„Łóżko”
DYREKTOR ROLAS (z wszechwiedzącym uśmiechem zbliża się do Madame Kristiny i całuje ją w rękę. Wszyscy patrzą na to zdziwieni)
MADAME KRISTINA (zbliżając się do biurka i kładąc teczkę)
Widzę, że panowie jesteście zdziwieni moim przyjazdem? (do Rolasa) Może mnie przedstawisz?
DYREKTOR ROLAS
Państwo pozwolą. Madame Kristina, naczelny inspektor do spraw hoteli w naszym resorcie. (wskazuje na aktorów) A to nasi hotelowi goście.
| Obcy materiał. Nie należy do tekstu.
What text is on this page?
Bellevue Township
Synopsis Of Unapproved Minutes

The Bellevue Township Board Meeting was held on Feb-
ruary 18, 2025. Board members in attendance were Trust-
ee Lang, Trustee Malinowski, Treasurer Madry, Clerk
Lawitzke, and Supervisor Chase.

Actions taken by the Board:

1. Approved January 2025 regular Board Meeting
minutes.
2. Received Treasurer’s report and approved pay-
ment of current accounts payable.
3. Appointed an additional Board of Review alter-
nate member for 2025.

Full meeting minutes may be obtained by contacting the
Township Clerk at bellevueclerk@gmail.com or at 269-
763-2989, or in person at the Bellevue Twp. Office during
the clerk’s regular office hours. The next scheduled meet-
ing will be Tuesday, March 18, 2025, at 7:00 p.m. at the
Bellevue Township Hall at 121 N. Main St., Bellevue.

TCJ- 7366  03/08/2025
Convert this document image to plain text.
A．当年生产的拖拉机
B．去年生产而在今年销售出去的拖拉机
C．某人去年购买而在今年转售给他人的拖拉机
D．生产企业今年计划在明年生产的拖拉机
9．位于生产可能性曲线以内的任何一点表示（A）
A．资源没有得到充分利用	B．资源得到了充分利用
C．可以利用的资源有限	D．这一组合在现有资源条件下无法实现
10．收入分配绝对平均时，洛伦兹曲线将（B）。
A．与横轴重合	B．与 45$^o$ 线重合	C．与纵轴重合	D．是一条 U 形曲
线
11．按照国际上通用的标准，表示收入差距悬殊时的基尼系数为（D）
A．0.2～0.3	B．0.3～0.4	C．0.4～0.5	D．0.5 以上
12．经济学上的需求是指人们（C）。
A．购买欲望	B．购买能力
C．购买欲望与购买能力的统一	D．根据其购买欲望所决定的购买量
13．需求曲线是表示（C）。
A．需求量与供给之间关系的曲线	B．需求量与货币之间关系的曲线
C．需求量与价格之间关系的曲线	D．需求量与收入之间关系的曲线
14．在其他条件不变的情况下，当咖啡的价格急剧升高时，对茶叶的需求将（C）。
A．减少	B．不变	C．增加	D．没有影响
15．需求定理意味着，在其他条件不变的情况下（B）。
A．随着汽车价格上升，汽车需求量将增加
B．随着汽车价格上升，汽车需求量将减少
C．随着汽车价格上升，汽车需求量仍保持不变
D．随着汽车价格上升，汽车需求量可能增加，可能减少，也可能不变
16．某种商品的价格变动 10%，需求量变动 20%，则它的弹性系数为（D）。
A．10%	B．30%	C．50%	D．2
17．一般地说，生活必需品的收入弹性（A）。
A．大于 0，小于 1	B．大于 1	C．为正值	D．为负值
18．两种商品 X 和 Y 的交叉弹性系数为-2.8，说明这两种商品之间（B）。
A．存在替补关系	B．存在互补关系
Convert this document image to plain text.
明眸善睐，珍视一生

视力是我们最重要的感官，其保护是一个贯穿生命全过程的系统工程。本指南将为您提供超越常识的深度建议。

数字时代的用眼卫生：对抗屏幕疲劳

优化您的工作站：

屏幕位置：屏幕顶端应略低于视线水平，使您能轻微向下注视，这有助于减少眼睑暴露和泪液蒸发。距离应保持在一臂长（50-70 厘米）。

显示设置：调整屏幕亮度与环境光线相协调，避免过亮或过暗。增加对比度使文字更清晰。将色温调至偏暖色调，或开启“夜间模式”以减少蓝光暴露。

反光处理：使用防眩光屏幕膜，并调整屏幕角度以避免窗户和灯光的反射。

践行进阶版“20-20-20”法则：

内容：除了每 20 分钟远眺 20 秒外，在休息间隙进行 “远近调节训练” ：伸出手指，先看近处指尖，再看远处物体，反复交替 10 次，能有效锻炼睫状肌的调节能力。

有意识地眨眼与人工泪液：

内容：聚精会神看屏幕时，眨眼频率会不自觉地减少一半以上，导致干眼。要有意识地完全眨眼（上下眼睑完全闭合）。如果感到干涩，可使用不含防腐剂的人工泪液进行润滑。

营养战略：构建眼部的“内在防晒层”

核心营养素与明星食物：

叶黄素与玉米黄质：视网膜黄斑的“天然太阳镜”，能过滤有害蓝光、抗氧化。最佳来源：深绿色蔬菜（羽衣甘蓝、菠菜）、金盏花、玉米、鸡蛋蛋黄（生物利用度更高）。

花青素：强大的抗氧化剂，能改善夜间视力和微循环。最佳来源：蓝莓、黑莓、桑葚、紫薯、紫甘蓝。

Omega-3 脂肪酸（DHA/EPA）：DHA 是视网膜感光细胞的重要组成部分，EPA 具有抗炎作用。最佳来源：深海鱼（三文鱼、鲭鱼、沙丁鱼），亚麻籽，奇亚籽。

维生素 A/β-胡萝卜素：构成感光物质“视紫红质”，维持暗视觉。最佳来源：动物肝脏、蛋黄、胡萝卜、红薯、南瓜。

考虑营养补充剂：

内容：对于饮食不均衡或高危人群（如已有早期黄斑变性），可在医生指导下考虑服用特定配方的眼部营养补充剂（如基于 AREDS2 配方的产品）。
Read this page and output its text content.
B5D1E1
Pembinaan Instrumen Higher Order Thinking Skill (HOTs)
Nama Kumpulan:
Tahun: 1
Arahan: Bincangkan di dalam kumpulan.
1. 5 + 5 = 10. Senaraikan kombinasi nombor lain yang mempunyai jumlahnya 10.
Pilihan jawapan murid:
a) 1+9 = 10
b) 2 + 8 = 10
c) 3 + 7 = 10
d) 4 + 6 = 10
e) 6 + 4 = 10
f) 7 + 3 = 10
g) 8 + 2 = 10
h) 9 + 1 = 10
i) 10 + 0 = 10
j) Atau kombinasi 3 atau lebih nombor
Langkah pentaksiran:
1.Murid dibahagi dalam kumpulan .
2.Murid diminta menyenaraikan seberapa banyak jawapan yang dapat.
MADAME KRISTINA (uśmiecha się)
DYREKTOR ROLAS
Państwo jesteście zdziwieni, jakby czymś zaniepokojeni? Czy tak? (jakby odgadywał ich myśli) Owszem, madame Kristina kiedyś tutaj pracowała, a potem awansowała i wyjechała. Jest naczelnym inspektorem.
MADAME KRISTINA
Panowie, przepraszam, państwo są zadowoleni z wiktu?
CESARZ
Bezczelna!
HRABIA
Tak! Bezczelna!
RYCERZ
Babsztyl!
NOE (płaczliwie)
Nawet korzonków tu nie dają.
ADAM
Nic, poza jabłkiem.
MADAME KRISTINA
Państwo żartujecie. Radzę być grzecznymi i jednak myśleć o przyszłości!
Państwo i tak stąd nie macie wyjścia.